Ertelt heralds another Pawlenty-signed law from 2005, claiming that “Minnesota was also the first to give women information on fetal pain — coming well in advance of the new trend of banning abortions based on that scientific concept, which Nebraska started last year.” (Note: there is no scientific evidence of fetal pain during the first two trimesters of pregnancy, yet Nebraska has taken the lead on banning abortions at 20 weeks based that false claim, as I noted above.) But again, Minnesota was not alone. Here’s Guttmacher’s legislative roundup from 2005:

[A]ntiabortion legislators continued their attempts to require that women obtaining an abortion be given specific information under the aegis of “informed consent,” many times including information that cannot be scientifically supported. In 2005 alone, 73 such mandatory counseling measures were introduced, and laws were enacted in seven states (Arkansas, Georgia, Indiana, Louisiana, Minnesota, Oklahoma and South Dakota). The new laws in Arkansas, Georgia and Minnesota require that women be told that a fetus may be able to feel pain (and that they be offered the option of having anesthesia administered directly to the fetus), even though there is no scientific evidence to support this statement; these provisions are similar to an existing law in Illinois.

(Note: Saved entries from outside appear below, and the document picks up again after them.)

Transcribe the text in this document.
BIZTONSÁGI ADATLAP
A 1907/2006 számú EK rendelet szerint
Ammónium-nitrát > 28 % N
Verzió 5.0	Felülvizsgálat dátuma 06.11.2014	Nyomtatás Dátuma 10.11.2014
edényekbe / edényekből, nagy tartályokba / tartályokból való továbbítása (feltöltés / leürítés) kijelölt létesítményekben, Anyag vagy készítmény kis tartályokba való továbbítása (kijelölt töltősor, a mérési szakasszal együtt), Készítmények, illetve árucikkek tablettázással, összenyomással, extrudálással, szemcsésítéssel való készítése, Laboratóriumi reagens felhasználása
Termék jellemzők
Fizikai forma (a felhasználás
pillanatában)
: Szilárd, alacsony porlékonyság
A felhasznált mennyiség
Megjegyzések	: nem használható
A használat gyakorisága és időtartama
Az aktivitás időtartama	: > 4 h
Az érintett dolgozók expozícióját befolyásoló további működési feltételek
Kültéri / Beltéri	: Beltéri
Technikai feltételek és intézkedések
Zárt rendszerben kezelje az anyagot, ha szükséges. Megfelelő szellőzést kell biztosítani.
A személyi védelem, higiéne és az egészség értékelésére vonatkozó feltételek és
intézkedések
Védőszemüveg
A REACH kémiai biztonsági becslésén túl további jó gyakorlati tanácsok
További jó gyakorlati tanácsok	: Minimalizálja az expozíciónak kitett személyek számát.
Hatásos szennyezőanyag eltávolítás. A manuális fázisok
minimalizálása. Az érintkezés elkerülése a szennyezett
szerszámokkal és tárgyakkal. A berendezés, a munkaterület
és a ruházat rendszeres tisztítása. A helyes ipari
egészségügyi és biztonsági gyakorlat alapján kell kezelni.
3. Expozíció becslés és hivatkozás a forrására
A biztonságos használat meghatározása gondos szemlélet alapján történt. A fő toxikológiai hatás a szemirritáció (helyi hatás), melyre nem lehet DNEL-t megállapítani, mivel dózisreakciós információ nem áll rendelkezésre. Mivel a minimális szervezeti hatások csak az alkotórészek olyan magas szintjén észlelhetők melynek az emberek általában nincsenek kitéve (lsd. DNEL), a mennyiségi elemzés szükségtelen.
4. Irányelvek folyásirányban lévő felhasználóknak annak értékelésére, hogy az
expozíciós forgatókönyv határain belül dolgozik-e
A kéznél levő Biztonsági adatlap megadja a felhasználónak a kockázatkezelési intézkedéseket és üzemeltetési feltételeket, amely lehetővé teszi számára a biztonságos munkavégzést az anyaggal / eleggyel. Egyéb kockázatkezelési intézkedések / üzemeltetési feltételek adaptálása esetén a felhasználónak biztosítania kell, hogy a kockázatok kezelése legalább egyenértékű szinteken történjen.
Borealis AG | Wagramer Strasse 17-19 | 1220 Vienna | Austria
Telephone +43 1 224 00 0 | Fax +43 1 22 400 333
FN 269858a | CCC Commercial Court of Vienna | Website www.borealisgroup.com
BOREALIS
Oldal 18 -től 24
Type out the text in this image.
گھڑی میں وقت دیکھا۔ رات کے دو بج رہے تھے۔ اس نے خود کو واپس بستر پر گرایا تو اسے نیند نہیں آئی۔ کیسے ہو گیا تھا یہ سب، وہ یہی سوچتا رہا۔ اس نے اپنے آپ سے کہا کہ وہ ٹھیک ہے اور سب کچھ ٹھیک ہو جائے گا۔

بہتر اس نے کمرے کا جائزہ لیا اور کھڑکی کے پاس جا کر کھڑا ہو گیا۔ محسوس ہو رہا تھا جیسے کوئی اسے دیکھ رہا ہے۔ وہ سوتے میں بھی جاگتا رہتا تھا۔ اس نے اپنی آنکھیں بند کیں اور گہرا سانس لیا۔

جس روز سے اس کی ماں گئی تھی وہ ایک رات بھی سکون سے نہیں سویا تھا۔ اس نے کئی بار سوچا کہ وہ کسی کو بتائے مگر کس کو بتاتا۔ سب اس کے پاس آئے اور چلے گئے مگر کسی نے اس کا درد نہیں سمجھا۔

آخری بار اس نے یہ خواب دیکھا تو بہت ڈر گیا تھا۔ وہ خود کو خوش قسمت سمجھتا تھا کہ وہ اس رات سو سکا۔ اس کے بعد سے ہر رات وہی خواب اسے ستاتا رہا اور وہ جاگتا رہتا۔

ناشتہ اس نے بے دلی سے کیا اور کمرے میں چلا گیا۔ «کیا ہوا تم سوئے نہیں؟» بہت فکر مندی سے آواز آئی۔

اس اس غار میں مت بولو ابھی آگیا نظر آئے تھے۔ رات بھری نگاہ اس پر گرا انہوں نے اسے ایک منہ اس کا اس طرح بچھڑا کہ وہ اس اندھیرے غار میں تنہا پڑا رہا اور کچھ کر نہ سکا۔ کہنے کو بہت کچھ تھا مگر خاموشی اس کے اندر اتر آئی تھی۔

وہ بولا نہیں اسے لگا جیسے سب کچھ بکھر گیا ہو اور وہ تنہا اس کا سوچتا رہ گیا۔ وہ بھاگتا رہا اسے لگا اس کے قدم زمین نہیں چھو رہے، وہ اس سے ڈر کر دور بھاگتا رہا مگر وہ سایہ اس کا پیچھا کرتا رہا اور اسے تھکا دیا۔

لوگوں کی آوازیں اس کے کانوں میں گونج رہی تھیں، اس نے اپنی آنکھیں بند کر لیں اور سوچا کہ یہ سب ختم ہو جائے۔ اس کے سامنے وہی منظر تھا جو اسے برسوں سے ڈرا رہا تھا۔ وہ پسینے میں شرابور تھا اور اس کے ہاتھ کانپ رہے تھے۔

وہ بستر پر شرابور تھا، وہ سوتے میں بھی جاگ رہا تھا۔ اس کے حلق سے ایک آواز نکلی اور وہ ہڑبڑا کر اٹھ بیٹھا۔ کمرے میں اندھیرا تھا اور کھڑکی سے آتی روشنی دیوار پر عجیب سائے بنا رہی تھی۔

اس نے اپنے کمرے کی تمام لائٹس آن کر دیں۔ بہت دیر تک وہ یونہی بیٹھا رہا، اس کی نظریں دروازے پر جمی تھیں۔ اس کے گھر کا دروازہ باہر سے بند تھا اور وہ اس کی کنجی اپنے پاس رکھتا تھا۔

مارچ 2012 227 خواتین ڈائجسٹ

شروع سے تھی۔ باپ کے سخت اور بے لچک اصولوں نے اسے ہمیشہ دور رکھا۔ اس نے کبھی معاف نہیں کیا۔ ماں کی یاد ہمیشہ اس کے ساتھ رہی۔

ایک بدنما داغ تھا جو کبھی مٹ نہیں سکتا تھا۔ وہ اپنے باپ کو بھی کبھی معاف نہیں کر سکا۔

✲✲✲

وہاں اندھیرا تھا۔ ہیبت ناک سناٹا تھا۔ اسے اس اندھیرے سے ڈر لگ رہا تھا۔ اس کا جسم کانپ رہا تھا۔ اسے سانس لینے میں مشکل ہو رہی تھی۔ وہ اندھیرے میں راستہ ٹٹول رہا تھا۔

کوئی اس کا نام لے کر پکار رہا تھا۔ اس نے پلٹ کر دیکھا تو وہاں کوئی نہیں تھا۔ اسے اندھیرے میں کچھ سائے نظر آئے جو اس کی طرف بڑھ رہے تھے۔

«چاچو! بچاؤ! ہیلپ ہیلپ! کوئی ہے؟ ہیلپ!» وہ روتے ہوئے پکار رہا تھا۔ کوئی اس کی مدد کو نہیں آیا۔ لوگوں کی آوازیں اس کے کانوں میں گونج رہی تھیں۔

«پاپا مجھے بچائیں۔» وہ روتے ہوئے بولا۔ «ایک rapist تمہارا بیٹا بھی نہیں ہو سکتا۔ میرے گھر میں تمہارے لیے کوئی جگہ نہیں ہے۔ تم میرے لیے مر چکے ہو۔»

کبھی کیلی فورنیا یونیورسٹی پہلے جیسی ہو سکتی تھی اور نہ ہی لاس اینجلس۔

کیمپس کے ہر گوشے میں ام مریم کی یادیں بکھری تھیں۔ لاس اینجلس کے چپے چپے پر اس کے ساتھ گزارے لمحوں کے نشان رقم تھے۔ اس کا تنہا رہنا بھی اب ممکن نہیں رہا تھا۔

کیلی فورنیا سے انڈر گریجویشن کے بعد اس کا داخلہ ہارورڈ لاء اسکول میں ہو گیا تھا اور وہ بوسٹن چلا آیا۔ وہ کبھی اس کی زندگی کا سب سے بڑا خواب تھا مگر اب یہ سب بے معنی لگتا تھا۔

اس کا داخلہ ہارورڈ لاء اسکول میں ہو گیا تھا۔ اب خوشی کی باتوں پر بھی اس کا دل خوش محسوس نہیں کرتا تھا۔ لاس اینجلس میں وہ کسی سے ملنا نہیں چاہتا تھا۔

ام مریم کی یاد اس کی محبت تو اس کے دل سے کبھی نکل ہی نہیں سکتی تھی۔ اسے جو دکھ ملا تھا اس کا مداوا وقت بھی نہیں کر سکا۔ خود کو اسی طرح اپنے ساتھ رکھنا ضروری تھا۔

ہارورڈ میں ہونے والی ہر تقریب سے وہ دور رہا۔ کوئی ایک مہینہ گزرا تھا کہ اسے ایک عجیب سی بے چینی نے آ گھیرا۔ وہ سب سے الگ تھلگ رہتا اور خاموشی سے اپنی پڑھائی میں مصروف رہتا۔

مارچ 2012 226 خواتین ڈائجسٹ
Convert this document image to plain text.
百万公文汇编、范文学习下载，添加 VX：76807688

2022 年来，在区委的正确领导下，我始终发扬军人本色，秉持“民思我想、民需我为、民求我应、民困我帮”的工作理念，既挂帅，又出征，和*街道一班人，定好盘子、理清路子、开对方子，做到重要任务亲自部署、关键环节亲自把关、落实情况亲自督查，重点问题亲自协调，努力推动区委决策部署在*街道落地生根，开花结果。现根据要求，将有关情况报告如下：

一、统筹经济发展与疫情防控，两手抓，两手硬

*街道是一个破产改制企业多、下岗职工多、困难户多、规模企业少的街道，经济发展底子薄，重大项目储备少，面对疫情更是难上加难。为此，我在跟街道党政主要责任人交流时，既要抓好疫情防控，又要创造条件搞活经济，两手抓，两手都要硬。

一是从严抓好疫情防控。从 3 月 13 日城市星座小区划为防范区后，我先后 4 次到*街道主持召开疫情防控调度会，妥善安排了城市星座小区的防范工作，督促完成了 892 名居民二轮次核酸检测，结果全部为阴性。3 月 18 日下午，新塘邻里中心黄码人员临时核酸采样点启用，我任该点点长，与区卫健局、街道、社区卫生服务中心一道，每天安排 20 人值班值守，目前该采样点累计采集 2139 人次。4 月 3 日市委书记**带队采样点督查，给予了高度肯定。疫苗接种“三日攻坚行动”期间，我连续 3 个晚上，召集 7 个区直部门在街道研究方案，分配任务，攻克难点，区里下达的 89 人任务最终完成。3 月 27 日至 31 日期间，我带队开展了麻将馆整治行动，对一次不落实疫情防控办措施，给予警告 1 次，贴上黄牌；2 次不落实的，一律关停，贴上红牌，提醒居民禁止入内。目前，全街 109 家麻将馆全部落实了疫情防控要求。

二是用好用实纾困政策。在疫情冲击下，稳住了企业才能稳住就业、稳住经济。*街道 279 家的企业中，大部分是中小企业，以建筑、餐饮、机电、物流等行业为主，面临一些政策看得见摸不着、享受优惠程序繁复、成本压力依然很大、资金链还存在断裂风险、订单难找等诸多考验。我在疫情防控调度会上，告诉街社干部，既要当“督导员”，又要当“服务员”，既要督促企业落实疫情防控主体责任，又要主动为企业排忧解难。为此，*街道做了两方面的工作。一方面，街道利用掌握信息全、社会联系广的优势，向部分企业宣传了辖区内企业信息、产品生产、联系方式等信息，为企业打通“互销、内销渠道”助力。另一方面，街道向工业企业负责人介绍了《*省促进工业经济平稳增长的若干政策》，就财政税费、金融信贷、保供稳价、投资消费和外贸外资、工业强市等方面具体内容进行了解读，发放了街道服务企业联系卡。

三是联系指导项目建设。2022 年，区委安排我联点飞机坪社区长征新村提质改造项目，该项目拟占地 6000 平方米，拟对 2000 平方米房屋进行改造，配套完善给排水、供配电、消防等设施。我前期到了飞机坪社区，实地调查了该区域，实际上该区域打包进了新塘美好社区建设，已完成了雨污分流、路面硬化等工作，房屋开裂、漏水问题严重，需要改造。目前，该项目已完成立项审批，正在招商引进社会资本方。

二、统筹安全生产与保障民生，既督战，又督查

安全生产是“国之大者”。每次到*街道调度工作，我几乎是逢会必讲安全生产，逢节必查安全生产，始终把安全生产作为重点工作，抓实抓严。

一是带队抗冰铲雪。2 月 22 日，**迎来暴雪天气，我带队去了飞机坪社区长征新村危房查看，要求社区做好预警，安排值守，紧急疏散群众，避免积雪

(emphasis added). Indeed Sam Brownback, now Kansas’ governor who signed a 20-week ban based on fetal pain into law, but then a senator, introduced the “Unborn Child Pain Awareness Act” in the Senate in 2004; anti-choice crusader Chris Smith introduced it in the House. Had it passed, it would have required abortion providers to tell a woman seeking an abortion that “you have the option of choosing to have anesthesia or other pain-reducing drug or drugs administered directly to the pain-capable unborn child if you so desire.”

Through this lens, Pawlenty appears to have been a sycophantic early adopter adopter of the anti-choice movement’s steady march to eliminate access to abortion, and even family planning services. How far will he march with it in 2011 and 2012?

Pawlenty is frequently derided as merely the most boring of the candidates. But the real intrigue is not whether someone so dull can win the nomination, but rather whether this self-styled man of courage will spurn science, reason, and the health and well-being of American women to garner primary votes, and how he would spin all that if he did face general election voters.

*This post originally incorrectly referred to the site as LifeSiteNews.